Rwanda powers more than two million households
According to Rwanda Energy Corporation (REG) figures, over two million households in the country now have electricity, including those connected to the national grid, those with solar and other sources.
More than two million grid-connected households, 377 million grid-connected households, and 631 thousand solar-powered households are now in operation.
Since 2010, the number of households with electricity in Rwanda has increased more than sevenfold in the last 12 years, from 10% to 74%, according to August figures this year.
Ron Weiss, CEO of REG, stated there are many projects in the pipeline that will bring Rwanda’s household electricity penetration to 80% in the near future.

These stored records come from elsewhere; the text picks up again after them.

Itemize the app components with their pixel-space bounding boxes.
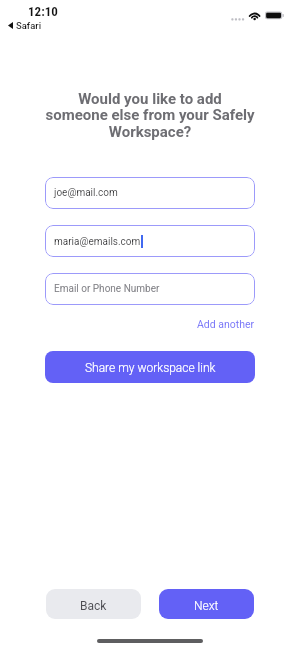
- staticText: Email or Phone Number: [54, 283, 160, 295]
- button[interactable]: Back to Safari: [8, 20, 42, 31]
- staticText: Share my workspace link: [85, 361, 216, 375]
- button[interactable]: maria@emails.com: [45, 225, 255, 257]
- button[interactable]: Share my workspace link: [45, 351, 255, 383]
- button[interactable]: Next: [159, 589, 254, 619]
- staticText: Safari: [16, 20, 42, 31]
- other: Back to Safari: [8, 22, 13, 29]
- staticText: Would you like to add someone else from …: [0, 90, 300, 141]
- button[interactable]: Add another: [195, 315, 255, 333]
- button[interactable]: Back: [46, 589, 141, 619]
- staticText: maria@emails.com: [54, 236, 141, 248]
- staticText: joe@mail.com: [54, 187, 118, 199]
- staticText: Add another: [197, 318, 255, 330]
- staticText: Next: [194, 599, 219, 613]
- button[interactable]: joe@mail.com: [45, 177, 255, 209]
- button[interactable]: Email or Phone Number: [45, 273, 255, 305]
- staticText: Back: [80, 599, 107, 613]
- staticText: 12:10: [28, 4, 58, 19]
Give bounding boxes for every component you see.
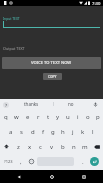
staticText: k	[81, 128, 85, 136]
staticText: j	[72, 128, 74, 136]
button[interactable]: Backspace	[90, 139, 103, 154]
button[interactable]: y	[53, 109, 63, 124]
button[interactable]: h	[58, 124, 68, 139]
staticText: f	[42, 128, 45, 136]
button[interactable]: Home	[39, 170, 65, 183]
button[interactable]: z	[13, 139, 24, 154]
button[interactable]: m	[79, 139, 90, 154]
staticText: m	[82, 143, 88, 151]
button[interactable]: p	[93, 109, 103, 124]
button[interactable]: COPY	[43, 73, 62, 80]
staticText: h	[61, 128, 65, 136]
staticText: o	[86, 113, 90, 121]
staticText: v	[50, 143, 54, 151]
button[interactable]: Enter	[90, 157, 99, 166]
button[interactable]: b	[57, 139, 68, 154]
button[interactable]: w	[11, 109, 22, 124]
button[interactable]: c	[35, 139, 46, 154]
button[interactable]: s	[16, 124, 27, 139]
button[interactable]: Back	[6, 170, 32, 183]
button[interactable]: j	[68, 124, 78, 139]
button[interactable]: Voice input	[89, 99, 101, 109]
button[interactable]: i	[73, 109, 83, 124]
button[interactable]: g	[48, 124, 58, 139]
button[interactable]: ?123	[0, 154, 16, 169]
staticText: x	[28, 143, 32, 151]
button[interactable]: Shift	[0, 139, 13, 154]
staticText: thanks	[24, 101, 39, 107]
staticText: q	[4, 113, 8, 121]
staticText: g	[51, 128, 55, 136]
staticText: e	[26, 113, 30, 121]
button[interactable]: Emoji	[26, 154, 36, 169]
button[interactable]: More suggestions	[2, 101, 9, 108]
staticText: r	[37, 113, 40, 121]
button[interactable]: VOICE TO TEXT NOW	[2, 57, 101, 69]
staticText: a	[9, 128, 13, 136]
staticText: l	[92, 128, 94, 136]
button[interactable]: no	[54, 99, 88, 109]
staticText: 7:30	[92, 1, 101, 7]
staticText: COPY	[48, 75, 57, 79]
staticText: Input TEXT	[3, 16, 20, 20]
staticText: b	[61, 143, 65, 151]
staticText: ?123	[4, 159, 13, 164]
button[interactable]: t	[43, 109, 53, 124]
button[interactable]: .	[78, 154, 88, 169]
button[interactable]: n	[68, 139, 79, 154]
staticText: c	[39, 143, 42, 151]
staticText: .	[82, 158, 84, 166]
staticText: no	[68, 101, 74, 107]
button[interactable]: ,	[16, 154, 26, 169]
button[interactable]: x	[24, 139, 35, 154]
staticText: Output TEXT	[3, 46, 25, 51]
button[interactable]: v	[46, 139, 57, 154]
staticText: z	[17, 143, 20, 151]
button[interactable]: e	[22, 109, 33, 124]
button[interactable]: f	[38, 124, 48, 139]
button[interactable]: o	[83, 109, 93, 124]
button[interactable]: q	[0, 109, 11, 124]
staticText: t	[47, 113, 50, 121]
button[interactable]: d	[27, 124, 38, 139]
button[interactable]: r	[33, 109, 43, 124]
staticText: n	[72, 143, 76, 151]
button[interactable]: k	[78, 124, 88, 139]
staticText: s	[20, 128, 23, 136]
button[interactable]: l	[88, 124, 98, 139]
staticText: w	[14, 113, 19, 121]
staticText: u	[66, 113, 70, 121]
button[interactable]: u	[63, 109, 73, 124]
staticText: ,	[20, 158, 22, 166]
staticText: i	[77, 113, 79, 121]
staticText: VOICE TO TEXT NOW	[31, 60, 72, 66]
button[interactable]: thanks	[9, 99, 53, 109]
staticText: y	[56, 113, 60, 121]
staticText: d	[31, 128, 35, 136]
staticText: p	[96, 113, 100, 121]
button[interactable]: a	[5, 124, 16, 139]
button[interactable]: Recents	[71, 170, 97, 183]
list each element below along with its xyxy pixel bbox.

These projects will also include the distribution of solar energy to people who live far from government-supported grids at the cost of solar equipment. According to the REG report, more than 116 thousand households received solar power during the fiscal year 2021-2022.
Testimonies from those who have received electricity are dominated by the changes they witnessed and the things they did not expect to see because they live far from the pipes.
Nkombo Sector is one of the Rusizi District Sectors that consists of an island in Lake Kivu. To reach the island, electricity had to be delivered via pipelines built across Lake Kivu. Even though electricity has been delivered for some time, residents continue to express their gratitude.
Nkombo Island is home to Dr. Donatha, who asserts that electricity changed his life. “We were very happy when we got electricity. At first it felt impossible because we live on an island. Now we can see well at home, the children are sleeping well, we can see well in our markets, we are happy”.
Apart from Nkombo Island, Bugarura Island in Rutsiro District has had electricity for some time, and the number of people who have it now exceeds 90%.
According to Rwanda’s electricity distribution plan, by 2024, at least 70% of households will have electricity connected to the public grid, while the remaining 30% will use electricity that is not connected to the public grid, primarily from solar radiation.